A My Cause page campaign has also raised over $9000 to help get Aaron to The Great Barrier Reef – a place he’s always wanted to visit – and they will head off as soon as they get a medical plan.
From July 9, Gail Jaensch will walk from Melbourne to Portland as part of the Walk for Brain Cancer fundraiser which she has called Steps for Aaron.
Andrea said Aaron had just found his niche.
“He had the perfect job and he had plans,” she said.
Aaron had always wanted to go to Canada and was planning to visit New Zealand with his dad as well as set off on a few camping trips.
“That’s all gone by the wayside,” Alan said, although they are planning a ‘glamping’ trip.
“We’re trying to put together some kind of bucket list. Once you actually have to make a bucket list, it’s actually quite hard,” Aaron said.

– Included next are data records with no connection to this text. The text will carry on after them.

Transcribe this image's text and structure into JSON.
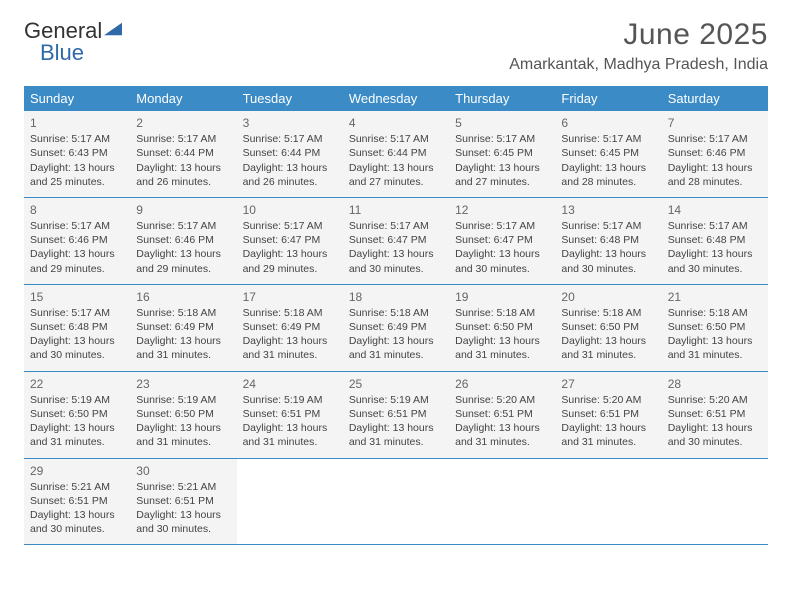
{
  "logo": {
    "text_general": "General",
    "text_blue": "Blue",
    "triangle_color": "#2f6aa8"
  },
  "header": {
    "month_title": "June 2025",
    "location": "Amarkantak, Madhya Pradesh, India"
  },
  "colors": {
    "header_bar": "#3b8bc6",
    "cell_bg": "#f4f4f4",
    "week_border": "#3b8bc6",
    "text": "#444444",
    "title_text": "#555555"
  },
  "day_headers": [
    "Sunday",
    "Monday",
    "Tuesday",
    "Wednesday",
    "Thursday",
    "Friday",
    "Saturday"
  ],
  "weeks": [
    [
      {
        "n": "1",
        "sr": "5:17 AM",
        "ss": "6:43 PM",
        "dl": "13 hours and 25 minutes."
      },
      {
        "n": "2",
        "sr": "5:17 AM",
        "ss": "6:44 PM",
        "dl": "13 hours and 26 minutes."
      },
      {
        "n": "3",
        "sr": "5:17 AM",
        "ss": "6:44 PM",
        "dl": "13 hours and 26 minutes."
      },
      {
        "n": "4",
        "sr": "5:17 AM",
        "ss": "6:44 PM",
        "dl": "13 hours and 27 minutes."
      },
      {
        "n": "5",
        "sr": "5:17 AM",
        "ss": "6:45 PM",
        "dl": "13 hours and 27 minutes."
      },
      {
        "n": "6",
        "sr": "5:17 AM",
        "ss": "6:45 PM",
        "dl": "13 hours and 28 minutes."
      },
      {
        "n": "7",
        "sr": "5:17 AM",
        "ss": "6:46 PM",
        "dl": "13 hours and 28 minutes."
      }
    ],
    [
      {
        "n": "8",
        "sr": "5:17 AM",
        "ss": "6:46 PM",
        "dl": "13 hours and 29 minutes."
      },
      {
        "n": "9",
        "sr": "5:17 AM",
        "ss": "6:46 PM",
        "dl": "13 hours and 29 minutes."
      },
      {
        "n": "10",
        "sr": "5:17 AM",
        "ss": "6:47 PM",
        "dl": "13 hours and 29 minutes."
      },
      {
        "n": "11",
        "sr": "5:17 AM",
        "ss": "6:47 PM",
        "dl": "13 hours and 30 minutes."
      },
      {
        "n": "12",
        "sr": "5:17 AM",
        "ss": "6:47 PM",
        "dl": "13 hours and 30 minutes."
      },
      {
        "n": "13",
        "sr": "5:17 AM",
        "ss": "6:48 PM",
        "dl": "13 hours and 30 minutes."
      },
      {
        "n": "14",
        "sr": "5:17 AM",
        "ss": "6:48 PM",
        "dl": "13 hours and 30 minutes."
      }
    ],
    [
      {
        "n": "15",
        "sr": "5:17 AM",
        "ss": "6:48 PM",
        "dl": "13 hours and 30 minutes."
      },
      {
        "n": "16",
        "sr": "5:18 AM",
        "ss": "6:49 PM",
        "dl": "13 hours and 31 minutes."
      },
      {
        "n": "17",
        "sr": "5:18 AM",
        "ss": "6:49 PM",
        "dl": "13 hours and 31 minutes."
      },
      {
        "n": "18",
        "sr": "5:18 AM",
        "ss": "6:49 PM",
        "dl": "13 hours and 31 minutes."
      },
      {
        "n": "19",
        "sr": "5:18 AM",
        "ss": "6:50 PM",
        "dl": "13 hours and 31 minutes."
      },
      {
        "n": "20",
        "sr": "5:18 AM",
        "ss": "6:50 PM",
        "dl": "13 hours and 31 minutes."
      },
      {
        "n": "21",
        "sr": "5:18 AM",
        "ss": "6:50 PM",
        "dl": "13 hours and 31 minutes."
      }
    ],
    [
      {
        "n": "22",
        "sr": "5:19 AM",
        "ss": "6:50 PM",
        "dl": "13 hours and 31 minutes."
      },
      {
        "n": "23",
        "sr": "5:19 AM",
        "ss": "6:50 PM",
        "dl": "13 hours and 31 minutes."
      },
      {
        "n": "24",
        "sr": "5:19 AM",
        "ss": "6:51 PM",
        "dl": "13 hours and 31 minutes."
      },
      {
        "n": "25",
        "sr": "5:19 AM",
        "ss": "6:51 PM",
        "dl": "13 hours and 31 minutes."
      },
      {
        "n": "26",
        "sr": "5:20 AM",
        "ss": "6:51 PM",
        "dl": "13 hours and 31 minutes."
      },
      {
        "n": "27",
        "sr": "5:20 AM",
        "ss": "6:51 PM",
        "dl": "13 hours and 31 minutes."
      },
      {
        "n": "28",
        "sr": "5:20 AM",
        "ss": "6:51 PM",
        "dl": "13 hours and 30 minutes."
      }
    ],
    [
      {
        "n": "29",
        "sr": "5:21 AM",
        "ss": "6:51 PM",
        "dl": "13 hours and 30 minutes."
      },
      {
        "n": "30",
        "sr": "5:21 AM",
        "ss": "6:51 PM",
        "dl": "13 hours and 30 minutes."
      },
      null,
      null,
      null,
      null,
      null
    ]
  ],
  "labels": {
    "sunrise_prefix": "Sunrise: ",
    "sunset_prefix": "Sunset: ",
    "daylight_prefix": "Daylight: "
  }
}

But for now, he is happy just hanging out with friends and watching movies and playing video games. “Watching them sitting there talking about computers, playing games… Wow… that’s the norm of my life, and it’s about to end,” Alan said.
“I know we’ve been planning to get up to the Great Barrier Reef but just what we’ve been doing with all his mates coming around, that’s creating wonderful memories and sometimes you don’t have to leave home to get that quality of life,” Andrea said.
“Speaking as a father. It’s so hard losing your son. He’s been a terrific kid,” Alan said.
“Aaron, doesn’t drink, doesn’t smoke, doesn’t take drugs, doesn’t fight down the street. Good kid. Super fit. It just shows you that this disease is pretty indiscriminate and picks on some pretty descent people and other people seem to get away with breathing. A hard thing for us is we don’t get to have grandchildren with Aaron. You don’t get to see that. He’s my little boy.”
It hit Alan hard when about 30 friends and family came to visit in Melbourne recently.
“You’re looking at your child and thinking, this should be a wedding, this should be a birthday. It’s a get together to say how much they loved him. So that was excessively hard for me that day,” he said.
Because of the rarity of Aaron’s cancer, the doctors at Peter Mac were consulting medical professionals all around the world, but through it all Aaron said they were “amazing”.
“We never knew how it was going to pan out till the end. Our plan with Aaron was just to go through the 10 months of treatment and wait for what the scans were. Then they thought he’d go St Vincent’s and operate on whatever was left. That was our whole plan. It just didn’t work out that way. I think they were just as surprised and devastated as us,” Andrea said.
Aaron could still opt to have chemo into his spine, but doctors have said it would be such a minute benefit and he would be bedridden. So instead he will have radiation treatment on the tumours as they pop up, or get bigger, to relieve the symptoms.
“It’s incurable, so I’d rather have quality of life towards the end rather than being really sick towards the end,” Aaron said. “They said weeks to months, but definitely not years.
“I always sit there thinking it’s a bit weird. I don’t really focus on the fact that I’m dying. I just wake up and do whatever I want to do. Just having fun and be happy really.”